Le point de départ de cette affaire est le licenciement d’un salarié pour motif personnel, qu’il choisit de contester, s’estimant victime de faits constitutifs de harcèlement moral.
Devant la Cour d’appel de Bastia, il obtient ainsi la nullité du licenciement intervenu, dès lors que toute rupture du contrat de travail intervenue en méconnaissance des règles relatives au harcèlement moral est frappée de cette sanction.
L’employeur forme alors un pourvoi contre cette décision, dirigé non contre la reconnaissance du harcèlement moral subi, mais contre les conséquences de la nullité prononcée.
En effet, celle-ci ordonnait la réintégration du salarié, qui peut être systématiquement demandée par le salarié en cas de nullité du licenciement d’après une jurisprudence bien établie, peu importe la cause de la nullité [1].
L’employeur faisait valoir que cette réintégration était matériellement impossible, ce nouveau contrat de travail ne lui permettant pas d’exécuter la condamnation à réintégrer le salarié en raison du lien de subordination qu’il établissait avec un autre employeur.
En réalité, la jurisprudence considère que les cas où la réintégration s’avère matériellement impossible sont assez limités. Il peut s’agir de la fermeture de l’établissement [2] ou encore de liquidation de l’entreprise [3].
L’enjeu de ce pourvoi était donc la reconnaissance d’un nouveau cas de réintégration matériellement impossible, tiré du fait que l’ancien salarié de l’entreprise était lié par un contrat de travail en cours avec un autre employeur au jour où le juge était amené à statuer sur sa demande de réintégration.
Saisie de ce pourvoi, la Cour de cassation relève que sauf cas de réintégration matériellement impossible et justifiée, le droit du salarié à demander sa réintégration demeure quand bien même il serait entré au service d’un autre employeur entre temps.
Cette solution ne surprend pas, dès lors que la chambre sociale avait déjà par le passé considéré que le fait que les emplois dans lesquels la réintégration devait se faire étaient pourvus et que les salariés demandant leur réintégration avaient retrouvé un emploi, n’était pas un motif caractérisant une réintégration matériellement impossible [4].

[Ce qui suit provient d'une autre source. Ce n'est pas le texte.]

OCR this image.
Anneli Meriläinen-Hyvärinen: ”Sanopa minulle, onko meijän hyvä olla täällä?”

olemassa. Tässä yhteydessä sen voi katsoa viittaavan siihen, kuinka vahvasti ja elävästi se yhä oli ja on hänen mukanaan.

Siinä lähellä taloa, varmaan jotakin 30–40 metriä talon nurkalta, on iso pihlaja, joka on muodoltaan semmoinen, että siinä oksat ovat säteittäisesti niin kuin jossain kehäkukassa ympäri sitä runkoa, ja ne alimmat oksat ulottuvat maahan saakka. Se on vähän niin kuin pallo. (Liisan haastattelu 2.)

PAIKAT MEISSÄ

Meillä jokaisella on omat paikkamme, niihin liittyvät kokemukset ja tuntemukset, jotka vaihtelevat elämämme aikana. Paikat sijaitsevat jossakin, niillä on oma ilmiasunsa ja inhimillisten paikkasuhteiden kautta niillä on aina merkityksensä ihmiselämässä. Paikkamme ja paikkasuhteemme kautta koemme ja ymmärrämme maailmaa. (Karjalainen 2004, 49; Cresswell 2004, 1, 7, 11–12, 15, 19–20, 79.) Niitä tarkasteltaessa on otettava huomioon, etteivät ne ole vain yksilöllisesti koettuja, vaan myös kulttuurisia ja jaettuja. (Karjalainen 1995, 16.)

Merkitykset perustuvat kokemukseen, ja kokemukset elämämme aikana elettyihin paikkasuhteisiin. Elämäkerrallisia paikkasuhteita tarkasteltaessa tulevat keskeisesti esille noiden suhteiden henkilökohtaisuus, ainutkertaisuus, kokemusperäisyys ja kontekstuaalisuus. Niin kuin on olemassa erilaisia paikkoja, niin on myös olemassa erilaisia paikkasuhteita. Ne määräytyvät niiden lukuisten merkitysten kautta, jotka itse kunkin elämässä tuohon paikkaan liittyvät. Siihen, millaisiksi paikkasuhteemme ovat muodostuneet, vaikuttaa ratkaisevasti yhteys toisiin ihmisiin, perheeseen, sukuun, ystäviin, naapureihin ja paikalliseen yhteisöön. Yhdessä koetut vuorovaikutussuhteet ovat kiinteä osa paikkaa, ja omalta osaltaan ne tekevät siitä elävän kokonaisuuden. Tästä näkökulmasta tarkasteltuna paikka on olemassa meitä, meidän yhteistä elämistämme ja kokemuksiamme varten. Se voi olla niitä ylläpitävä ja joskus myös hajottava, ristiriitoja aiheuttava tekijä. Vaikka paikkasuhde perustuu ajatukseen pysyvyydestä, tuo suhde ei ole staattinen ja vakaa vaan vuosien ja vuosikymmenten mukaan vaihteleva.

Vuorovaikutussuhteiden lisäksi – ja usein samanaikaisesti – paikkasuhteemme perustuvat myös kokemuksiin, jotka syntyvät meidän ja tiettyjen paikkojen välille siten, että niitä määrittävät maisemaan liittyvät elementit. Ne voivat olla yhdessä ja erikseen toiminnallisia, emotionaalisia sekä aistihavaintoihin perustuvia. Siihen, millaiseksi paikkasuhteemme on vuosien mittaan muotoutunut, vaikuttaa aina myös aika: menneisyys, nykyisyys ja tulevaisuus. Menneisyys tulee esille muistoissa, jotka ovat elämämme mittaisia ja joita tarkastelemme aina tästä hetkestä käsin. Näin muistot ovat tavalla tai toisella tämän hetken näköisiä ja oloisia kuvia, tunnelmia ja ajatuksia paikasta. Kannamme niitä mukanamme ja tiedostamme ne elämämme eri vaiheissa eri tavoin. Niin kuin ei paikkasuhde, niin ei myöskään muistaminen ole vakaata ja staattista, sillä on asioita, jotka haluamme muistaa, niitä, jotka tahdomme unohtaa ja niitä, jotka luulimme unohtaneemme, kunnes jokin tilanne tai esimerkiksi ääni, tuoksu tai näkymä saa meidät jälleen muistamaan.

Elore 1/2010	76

Compte tenu du temps judiciaire et de l’incertitude sur la teneur de la décision, il semble logique que les salariés ayant introduit une action en justice afin de demander leur réintégration puissent, après l’introduction de l’action, travailler de nouveau au service d’un autre employeur.
En pratique, la difficulté vient des modalités concrètes de la réintégration à exécuter par la suite, notamment au regard de l’expérience acquise par le salarié entre temps et des nouvelles compétences qu’il a pu développer durant cette période.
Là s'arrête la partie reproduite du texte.